Des récits du travail

Un chantier près de chez moi

Des engins bruyants, des ouvriers qui s’activent : Françoise est allée à leur rencontre.

Depuis quelques jours un gros camion jaune barre régulièrement la route devant chez moi. Des hommes habillés en combinaison orange vont et viennent. J’entends des bruits inconnus. De l’autre côté du pré, sur l’autre route, il y a du matériel de chantier et même des feux tricolores provisoires qui sont installés et désinstallés chaque jour. Je sais que la communauté de communes est en train de faire refaire le tout-à-l’égout du village très vétuste et qui déborde régulièrement.

« J’ai vu ça de loin… » DR F. Carraud

Il y a eu des travaux à l’entrée du village : des pelleteuses, des chenillettes, des tractopelles, des camionnettes, toutes sortes de véhicules dont je ne connais pas le nom. Les rues ont été parfois barrées ou équipées de feux tricolores. Il y a eu des monticules de terre sur les bas-côtés ou dans les champs adjacents. Et puis des camions remplis de pierre qui sont passés à toute allure sur la petite route devant chez moi. J’ai vu ça de loin… Il y a encore des travaux, visiblement plus importants à la sortie du village, le long d’une autre route. Des bulldozers, des grues, des arbres abattus, de gros tuyaux de béton. C’est impressionnant.

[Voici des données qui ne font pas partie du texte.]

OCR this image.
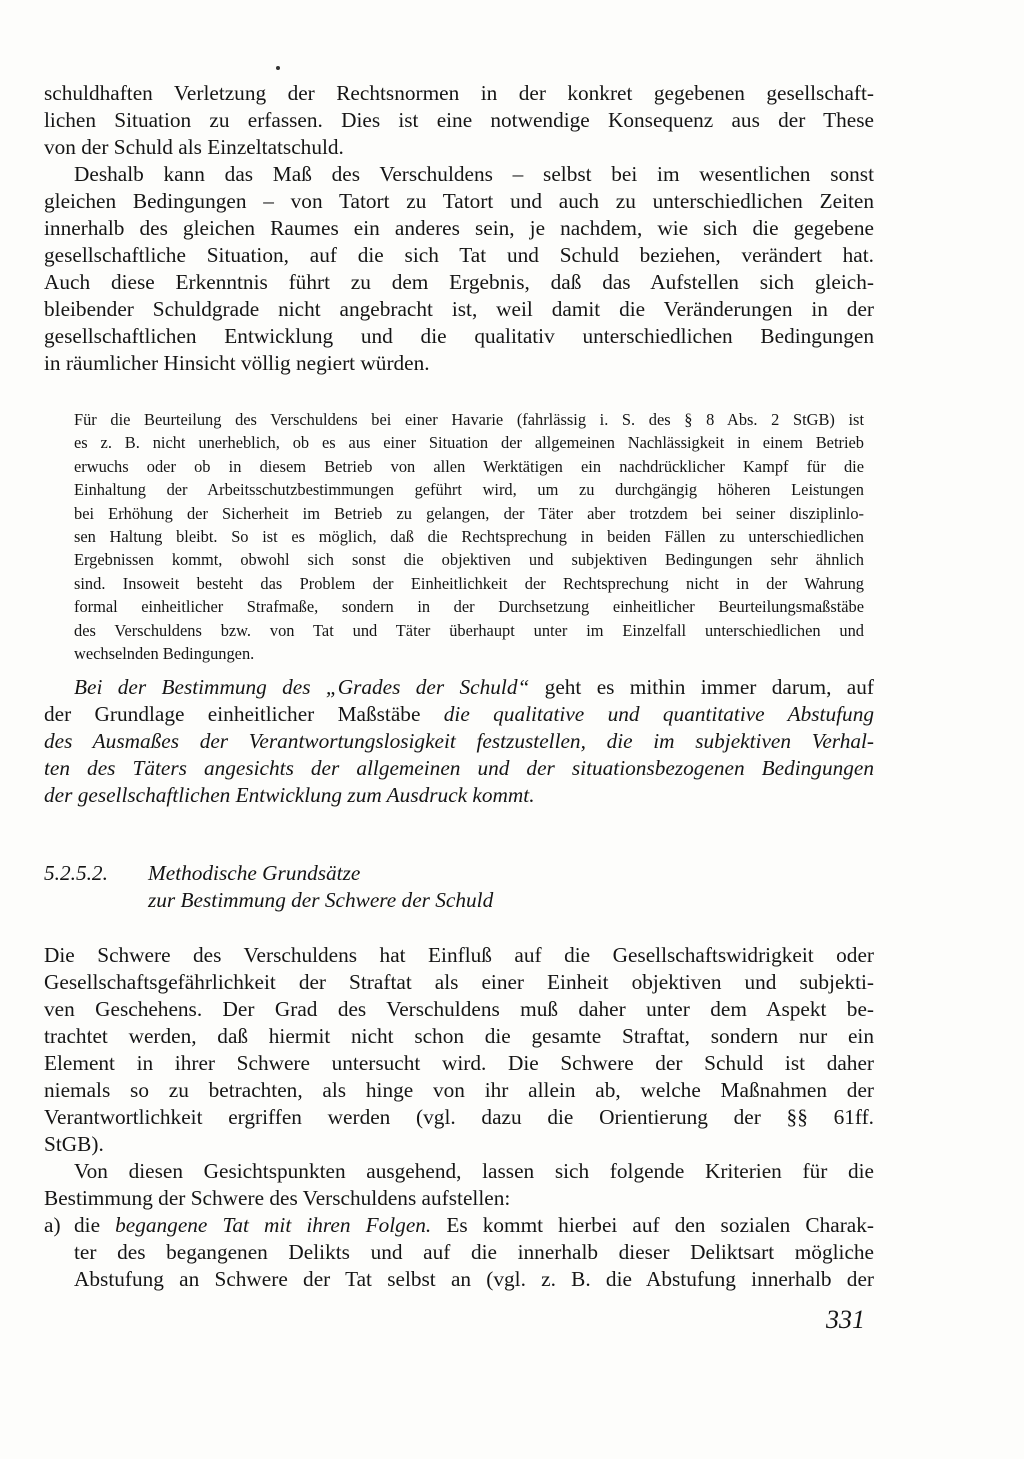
schuldhaften Verletzung der Rechtsnormen in der konkret gegebenen gesellschaft-
lichen Situation zu erfassen. Dies ist eine notwendige Konsequenz aus der These
von der Schuld als Einzeltatschuld.
Deshalb kann das Maß des Verschuldens – selbst bei im wesentlichen sonst
gleichen Bedingungen – von Tatort zu Tatort und auch zu unterschiedlichen Zeiten
innerhalb des gleichen Raumes ein anderes sein, je nachdem, wie sich die gegebene
gesellschaftliche Situation, auf die sich Tat und Schuld beziehen, verändert hat.
Auch diese Erkenntnis führt zu dem Ergebnis, daß das Aufstellen sich gleich-
bleibender Schuldgrade nicht angebracht ist, weil damit die Veränderungen in der
gesellschaftlichen Entwicklung und die qualitativ unterschiedlichen Bedingungen
in räumlicher Hinsicht völlig negiert würden.
Für die Beurteilung des Verschuldens bei einer Havarie (fahrlässig i. S. des § 8 Abs. 2 StGB) ist
es z. B. nicht unerheblich, ob es aus einer Situation der allgemeinen Nachlässigkeit in einem Betrieb
erwuchs oder ob in diesem Betrieb von allen Werktätigen ein nachdrücklicher Kampf für die
Einhaltung der Arbeitsschutzbestimmungen geführt wird, um zu durchgängig höheren Leistungen
bei Erhöhung der Sicherheit im Betrieb zu gelangen, der Täter aber trotzdem bei seiner disziplinlo-
sen Haltung bleibt. So ist es möglich, daß die Rechtsprechung in beiden Fällen zu unterschiedlichen
Ergebnissen kommt, obwohl sich sonst die objektiven und subjektiven Bedingungen sehr ähnlich
sind. Insoweit besteht das Problem der Einheitlichkeit der Rechtsprechung nicht in der Wahrung
formal einheitlicher Strafmaße, sondern in der Durchsetzung einheitlicher Beurteilungsmaßstäbe
des Verschuldens bzw. von Tat und Täter überhaupt unter im Einzelfall unterschiedlichen und
wechselnden Bedingungen.
Bei der Bestimmung des „Grades der Schuld“ geht es mithin immer darum, auf
der Grundlage einheitlicher Maßstäbe die qualitative und quantitative Abstufung
des Ausmaßes der Verantwortungslosigkeit festzustellen, die im subjektiven Verhal-
ten des Täters angesichts der allgemeinen und der situationsbezogenen Bedingungen
der gesellschaftlichen Entwicklung zum Ausdruck kommt.
5.2.5.2. Methodische Grundsätze
zur Bestimmung der Schwere der Schuld
Die Schwere des Verschuldens hat Einfluß auf die Gesellschaftswidrigkeit oder
Gesellschaftsgefährlichkeit der Straftat als einer Einheit objektiven und subjekti-
ven Geschehens. Der Grad des Verschuldens muß daher unter dem Aspekt be-
trachtet werden, daß hiermit nicht schon die gesamte Straftat, sondern nur ein
Element in ihrer Schwere untersucht wird. Die Schwere der Schuld ist daher
niemals so zu betrachten, als hinge von ihr allein ab, welche Maßnahmen der
Verantwortlichkeit ergriffen werden (vgl. dazu die Orientierung der §§ 61ff.
StGB).
Von diesen Gesichtspunkten ausgehend, lassen sich folgende Kriterien für die
Bestimmung der Schwere des Verschuldens aufstellen:
a) die begangene Tat mit ihren Folgen. Es kommt hierbei auf den sozialen Charak-
ter des begangenen Delikts und auf die innerhalb dieser Deliktsart mögliche
Abstufung an Schwere der Tat selbst an (vgl. z. B. die Abstufung innerhalb der
331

« Le chantier semble calme. » DR F. Carraud

Maintenant ils travaillent devant chez moi et le chantier semble bien calme et tranquille. Ils reviennent tous les jours. Je les vois quand je sors de la maison. Je suis allée discuter un peu avec eux, leur proposer de l’eau fraiche. Mais ils ont tout ce qu’il faut et mes paroles de réconfort face à la pénibilité de leur travail par cette chaleur, à mi-corps dans les bouches d’égout ouvertes, les ont faits sourire. J’ai regardé leur activité mais je n’ai pas vu ni compris grand-chose : les deux gros couvercles qu’on appelle, je crois, des « regards » sont ouverts et laissent à découvert de petits puits ; de gros tuyaux souples ou rigides passent ici et là. Je n’ose pas trop demander d’explication. Je ne m’attarde pas. Il y a aussi ce très gros camion jaune qui m’intrigue : il renferme un matériel étrange pour moi, il est branché sur des tuyaux avec un compresseur ; il est garni de gros câbles électrique et d’énormes prises. Sur le côté du camion est affiché : « Réparation de canalisations sans tranchée ».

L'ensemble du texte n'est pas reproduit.